Publication year - 1995
Publication title -
european journal of biochemistry
Language(s) - English
Resource type - Journals
eISSN - 1432-1033
pISSN - 0014-2956
DOI - 10.1111/j.1432-1033.1995.347_1.x
Subject(s) - biochemistry , thioredoxin , site directed mutagenesis , phenylglyoxal , chemistry , active site , mutagenesis , enzyme , adenosine , escherichia coli , microbiology and biotechnology , thioredoxin reductase , stereochemistry , mutant , biology , amino acid , gene , arginine
Properties of purified recombinant adenosine 3′‐phosphate 5′‐phosphosulfate ( P Ado PS ) reductase from Escherichia coli were investigated. The Michaelis constants for reduced thioredoxin and P Ado PS are 23 μM and 10 μM, respectively; the enzyme has a V max of 94–99 (μmol min −1 mg −1 and a molecular activity/catalytically active dimer of 95 s −1 . Adenosine 3′,5′‐bisphosphate ( P Ado P ) inhibits competetively (K i 4 μM) with respect to P Ado PS ; adenosine 2′,5′‐bisphosphate and sulfite are not inhibitory. Alkylation by SH‐group inhibitors irreversibly inactivates the enzyme. The structural gene ( cysH ) encodes for a small polypeptide with a single Cys residue located in a conserved cluster (KXECGI/LH) of amino acids. Involvement of the only Cys and of Tyr209 in the reduction of P Ado PS to sulfite was investigated by site‐specific mutagenesis: cysH was mutated by single‐strand‐overlay extension PCR; the mutated genes were cloned in pBTac1 and expressed in E. coli RL 22 (Δ cysHIJ ). Homogenous Cys239Ser and Tyr209Phe mutant P Ado PS reductases were investigated for altered catalytic properties.
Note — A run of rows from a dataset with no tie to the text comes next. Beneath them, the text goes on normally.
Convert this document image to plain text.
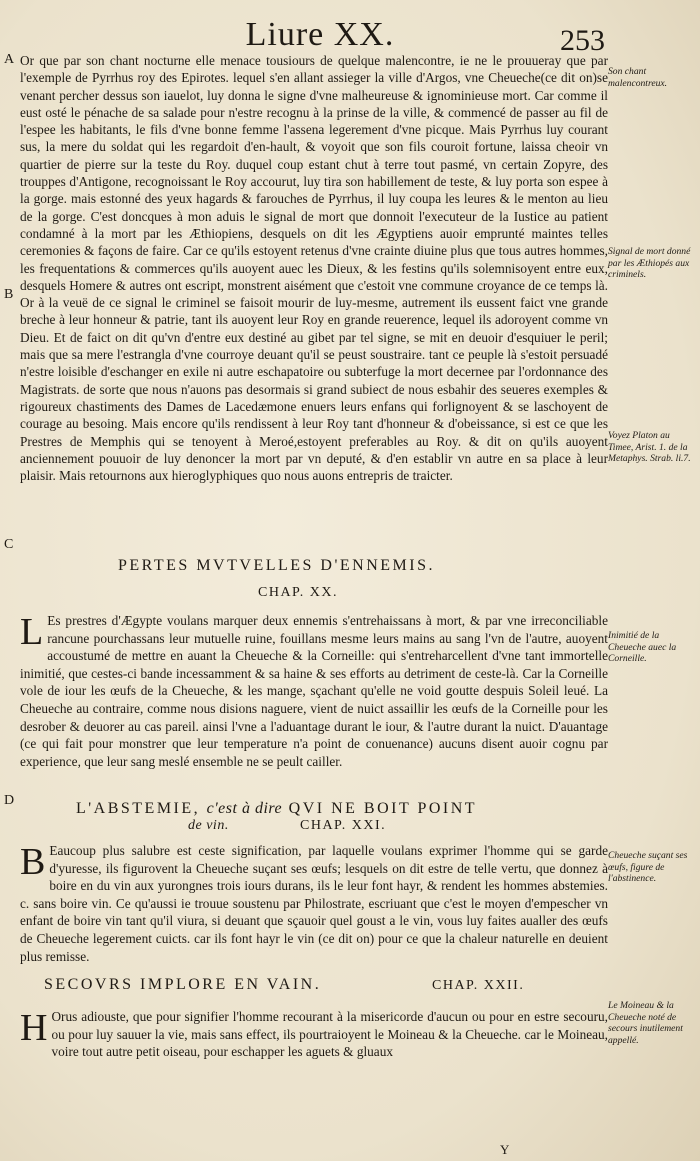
Liure XX.	253
A
B
C
D

Or que par son chant nocturne elle menace tousiours de quelque malencontre, ie ne le prouueray que par l'exemple de Pyrrhus roy des Epirotes. lequel s'en allant assieger la ville d'Argos, vne Cheueche(ce dit on)se venant percher dessus son iauelot, luy donna le signe d'vne malheureuse & ignominieuse mort. Car comme il eust osté le pénache de sa salade pour n'estre recognu à la prinse de la ville, & commencé de passer au fil de l'espee les habitants, le fils d'vne bonne femme l'assena legerement d'vne picque. Mais Pyrrhus luy courant sus, la mere du soldat qui les regardoit d'en-hault, & voyoit que son fils couroit fortune, laissa cheoir vn quartier de pierre sur la teste du Roy. duquel coup estant chut à terre tout pasmé, vn certain Zopyre, des trouppes d'Antigone, recognoissant le Roy accourut, luy tira son habillement de teste, & luy porta son espee à la gorge. mais estonné des yeux hagards & farouches de Pyrrhus, il luy coupa les leures & le menton au lieu de la gorge. C'est doncques à mon aduis le signal de mort que donnoit l'executeur de la Iustice au patient condamné à la mort par les Æthiopiens, desquels on dit les Ægyptiens auoir emprunté maintes telles ceremonies & façons de faire. Car ce qu'ils estoyent retenus d'vne crainte diuine plus que tous autres hommes, les frequentations & commerces qu'ils auoyent auec les Dieux, & les festins qu'ils solemnisoyent entre eux, desquels Homere & autres ont escript, monstrent aisément que c'estoit vne commune croyance de ce temps là. Or à la veuë de ce signal le criminel se faisoit mourir de luy-mesme, autrement ils eussent faict vne grande breche à leur honneur & patrie, tant ils auoyent leur Roy en grande reuerence, lequel ils adoroyent comme vn Dieu. Et de faict on dit qu'vn d'entre eux destiné au gibet par tel signe, se mit en deuoir d'esquiuer le peril; mais que sa mere l'estrangla d'vne courroye deuant qu'il se peust soustraire. tant ce peuple là s'estoit persuadé n'estre loisible d'eschanger en exile ni autre eschapatoire ou subterfuge la mort decernee par l'ordonnance des Magistrats. de sorte que nous n'auons pas desormais si grand subiect de nous esbahir des seueres exemples & rigoureux chastiments des Dames de Lacedæmone enuers leurs enfans qui forlignoyent & se laschoyent de courage au besoing. Mais encore qu'ils rendissent à leur Roy tant d'honneur & d'obeissance, si est ce que les Prestres de Memphis qui se tenoyent à Meroé,estoyent preferables au Roy. & dit on qu'ils auoyent anciennement pouuoir de luy denoncer la mort par vn deputé, & d'en establir vn autre en sa place à leur plaisir. Mais retournons aux hieroglyphiques quo nous auons entrepris de traicter.

Son chant malencontreux.
Signal de mort donné par les Æthiopés aux criminels.
Voyez Platon au Timee, Arist. 1. de la Metaphys. Strab. li.7.
Inimitié de la Cheueche auec la Corneille.
Cheueche suçant ses œufs, figure de l'abstinence.
Le Moineau & la Cheueche noté de secours inutilement appellé.
PERTES MVTVELLES D'ENNEMIS.
CHAP. XX.
L Es prestres d'Ægypte voulans marquer deux ennemis s'entrehaissans à mort, & par vne irreconciliable rancune pourchassans leur mutuelle ruine, fouillans mesme leurs mains au sang l'vn de l'autre, auoyent accoustumé de mettre en auant la Cheueche & la Corneille: qui s'entreharcellent d'vne tant immortelle inimitié, que cestes-ci bande incessamment & sa haine & ses efforts au detriment de ceste-là. Car la Corneille vole de iour les œufs de la Cheueche, & les mange, sçachant qu'elle ne void goutte despuis Soleil leué. La Cheueche au contraire, comme nous disions naguere, vient de nuict assaillir les œufs de la Corneille pour les desrober & deuorer au cas pareil. ainsi l'vne a l'aduantage durant le iour, & l'autre durant la nuict. D'auantage (ce qui fait pour monstrer que leur temperature n'a point de conuenance) aucuns disent auoir cognu par experience, que leur sang meslé ensemble ne se peult cailler.
L'ABSTEMIE, c'est à dire QVI NE BOIT POINT
de vin.	CHAP. XXI.
B Eaucoup plus salubre est ceste signification, par laquelle voulans exprimer l'homme qui se garde d'yuresse, ils figurovent la Cheueche suçant ses œufs; lesquels on dit estre de telle vertu, que donnez à boire en du vin aux yurongnes trois iours durans, ils le leur font hayr, & rendent les hommes abstemies. c. sans boire vin. Ce qu'aussi ie trouue soustenu par Philostrate, escriuant que c'est le moyen d'empescher vn enfant de boire vin tant qu'il viura, si deuant que sçauoir quel goust a le vin, vous luy faites aualler des œufs de Cheueche legerement cuicts. car ils font hayr le vin (ce dit on) pour ce que la chaleur naturelle en deuient plus remisse.
SECOVRS IMPLORE EN VAIN.	CHAP. XXII.
H Orus adiouste, que pour signifier l'homme recourant à la misericorde d'aucun ou pour en estre secouru, ou pour luy sauuer la vie, mais sans effect, ils pourtraioyent le Moineau & la Cheueche. car le Moineau, voire tout autre petit oiseau, pour eschapper les aguets & gluaux
Y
Mutation of the single Cys reduced V max by a factor of 4.5×10 3 ( V max = 0.02–0.013 μmol min −1 mg −1 ) with marginal effects on K m for P Ado PS (19 μM) and reduced thioredoxin (14 μM). Mutation of Tyr209 drastically affected saturation with thioredoxin ( K m 1.5 μM) and decreased V max (0.22–0.25 μmol min −1 mg −1 ) in addition to a small increase in K m for P Ado PS (31 μM). Chromophores as prosthetic groups were absent from recombinant P Ado PS reductase. Difference absorption spectra between reduced and oxidized forms of wild‐type and mutated proteins indicated that, in addition to Cys239 and Tyr209, an unidentified Trp (Δλ max 292 nm) appears to be involved in the reduction. The data suggest a special ping‐pong mechanism with P Ado PS reacting with the reduced enzyme isomer in a Theorell‐Chance type mechanism.